Les débuts de l’artiste furent bien évidemment confrontés au mysticisme et à l’idéalisme de Joséphin Péladan, surnommé le Sâr, fondateur de l’Ordre de la Rose-Croix catholique du Temple et du Graal en 1891 et autour duquel s’organisait des Salons, de 1892 à 1897, à la galerie Durand-Ruel, puis au Champ de Mars. Péladan imposait aux Gestes esthétiques de la Rose+Croix (les Salons) des règles strictes qui imposaient une liste de sujets interdits et l’obligation à jamais de détourner l’art des sujets bourgeois et contemporains, de s’en tenir au passé et aux sujets mystiques. Tout ce qui pouvait rappeler la peinture traditionnelle et la représentation de la réalité était lourdement condamné et l’énumération d’interdits ne laissait alors qu’une issue : les thèmes légendaires ou mythiques. Le Sâr confirmait ainsi cette doctrine en affirmant : «il n’y a qu’un sujet en art : Œdipe ou Orphée ou Hamlet, c’est à dire un héros aux prises avec une énigme morale ou sociale»[1] ou encore «Hors des religions il n’y a pas de grand art».

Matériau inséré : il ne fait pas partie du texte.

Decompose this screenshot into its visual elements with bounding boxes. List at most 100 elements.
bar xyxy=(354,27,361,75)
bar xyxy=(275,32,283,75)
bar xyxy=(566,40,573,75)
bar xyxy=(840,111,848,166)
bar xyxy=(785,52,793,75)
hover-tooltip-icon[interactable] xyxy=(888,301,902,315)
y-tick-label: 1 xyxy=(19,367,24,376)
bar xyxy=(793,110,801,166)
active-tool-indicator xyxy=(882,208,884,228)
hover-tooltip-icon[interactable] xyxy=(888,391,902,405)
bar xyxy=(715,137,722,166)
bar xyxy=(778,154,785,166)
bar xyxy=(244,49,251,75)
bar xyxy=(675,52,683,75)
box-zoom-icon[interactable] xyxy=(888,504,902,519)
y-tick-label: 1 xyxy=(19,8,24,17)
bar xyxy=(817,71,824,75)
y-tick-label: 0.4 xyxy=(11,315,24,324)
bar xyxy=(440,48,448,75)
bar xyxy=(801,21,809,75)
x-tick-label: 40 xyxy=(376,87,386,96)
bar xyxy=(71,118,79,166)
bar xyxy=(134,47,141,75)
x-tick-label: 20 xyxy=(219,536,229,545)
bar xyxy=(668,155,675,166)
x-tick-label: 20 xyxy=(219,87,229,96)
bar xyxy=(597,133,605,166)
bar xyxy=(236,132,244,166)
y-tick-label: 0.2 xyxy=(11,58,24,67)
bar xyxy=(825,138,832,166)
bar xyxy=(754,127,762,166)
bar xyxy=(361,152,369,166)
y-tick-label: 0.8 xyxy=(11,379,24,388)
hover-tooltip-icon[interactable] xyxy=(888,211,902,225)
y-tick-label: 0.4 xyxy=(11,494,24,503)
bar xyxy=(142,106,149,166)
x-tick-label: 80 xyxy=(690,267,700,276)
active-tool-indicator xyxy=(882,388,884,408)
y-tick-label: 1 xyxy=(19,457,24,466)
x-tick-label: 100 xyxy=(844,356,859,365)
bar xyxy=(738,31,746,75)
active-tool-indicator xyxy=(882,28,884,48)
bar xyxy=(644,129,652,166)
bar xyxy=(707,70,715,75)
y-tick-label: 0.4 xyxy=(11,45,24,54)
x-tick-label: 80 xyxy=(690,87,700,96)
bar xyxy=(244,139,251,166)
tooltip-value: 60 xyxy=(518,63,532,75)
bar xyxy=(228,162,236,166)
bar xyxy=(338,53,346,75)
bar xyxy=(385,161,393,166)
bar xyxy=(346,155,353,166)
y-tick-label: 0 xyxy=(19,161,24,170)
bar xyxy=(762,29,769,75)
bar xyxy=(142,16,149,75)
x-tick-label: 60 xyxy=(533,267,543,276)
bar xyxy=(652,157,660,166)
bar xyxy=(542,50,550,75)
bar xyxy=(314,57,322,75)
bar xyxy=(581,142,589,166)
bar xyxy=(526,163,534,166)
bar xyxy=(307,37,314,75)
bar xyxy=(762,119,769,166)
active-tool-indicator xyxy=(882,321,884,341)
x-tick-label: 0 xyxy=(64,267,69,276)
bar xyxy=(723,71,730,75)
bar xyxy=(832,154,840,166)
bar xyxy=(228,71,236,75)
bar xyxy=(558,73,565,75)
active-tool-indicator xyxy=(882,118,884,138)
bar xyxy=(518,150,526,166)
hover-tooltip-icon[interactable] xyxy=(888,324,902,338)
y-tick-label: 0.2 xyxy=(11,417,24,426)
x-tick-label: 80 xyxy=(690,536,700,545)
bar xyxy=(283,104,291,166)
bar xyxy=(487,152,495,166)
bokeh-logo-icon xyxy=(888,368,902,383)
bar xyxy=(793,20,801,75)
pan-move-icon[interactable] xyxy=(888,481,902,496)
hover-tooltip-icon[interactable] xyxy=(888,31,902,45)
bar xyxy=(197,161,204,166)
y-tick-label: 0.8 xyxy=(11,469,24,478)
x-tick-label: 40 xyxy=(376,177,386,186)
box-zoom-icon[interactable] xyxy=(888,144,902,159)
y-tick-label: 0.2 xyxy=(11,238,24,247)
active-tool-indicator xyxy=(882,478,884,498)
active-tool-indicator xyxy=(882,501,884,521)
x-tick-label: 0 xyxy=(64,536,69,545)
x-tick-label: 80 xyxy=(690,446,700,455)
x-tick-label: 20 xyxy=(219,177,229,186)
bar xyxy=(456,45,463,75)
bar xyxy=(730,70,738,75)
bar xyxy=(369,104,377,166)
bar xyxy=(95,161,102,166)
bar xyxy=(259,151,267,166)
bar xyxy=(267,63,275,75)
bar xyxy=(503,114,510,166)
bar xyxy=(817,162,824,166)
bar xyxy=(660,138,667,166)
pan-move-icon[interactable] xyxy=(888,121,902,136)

En effet, les tableaux devront représenter tout ce qui touche à l’Idéal catholique et au mysticisme : la légende, le rêve, le mythe et l’allégorie. Il va sans dire qu’en imposant des règles aussi strictes, Péladan pensait à deux peintres qu’il admire profondément : Gustave Moreau et Puvis de Chavannes. Pourtant ce ne furent pas les maîtres qu’il attira aux Salons, mais une série de peintres belges et français dont les œuvres, aux titres évocateurs, ne laissèrent pas à la peinture un héritage incomparable : Alphonse Osbert donnera en 1892 La vision, Edgard Maxence, L’âme de la forêt, Arman Point, La sirène et Alexandre Séon, Le désespoir de la chimère. Marcel-Béronneau participe lui-même à cet Ordre en 1897 en exposant au Salon plusieurs tableaux dont Muse, Orphée et Judith.

Orphée 64, traduit bien une conception idéaliste qui, sous le titre d’Orphée, peut en réalité faire référence à une jeune femme pleurant sur le sort du poète et dont le seul souvenir se matérialise dans cette lyre qui semble porter la tristesse du personnage. En fait, la nature du sexe de celui-ci est difficilement reconnaissable et l’hypothèse d’Orphée semble contestée par l’apparence féminine des courbes de la nuque et de la poitrine dans une sorte de prison, sombre et envahie de broussailles dangereuses, qui s’apparenterait à une représentation des enfers. Ainsi, l’image tend à suggérer l’idée d’Orphée aux enfers dans une confrontation avec celle de la femme, et induit une ambiguïté faisant référence au thème de l’androgyne. Composé idéal de deux sexes, l’androgyne constitue en lui-même un mythe dans lequel se reconnaissaient un grand nombre d’artistes, tels que le fondateur même de la Rose+Croix, le Sar Péladan.



[1] Cité par F. Grauby, La création mythique à l’époque du symbolisme, p. 70.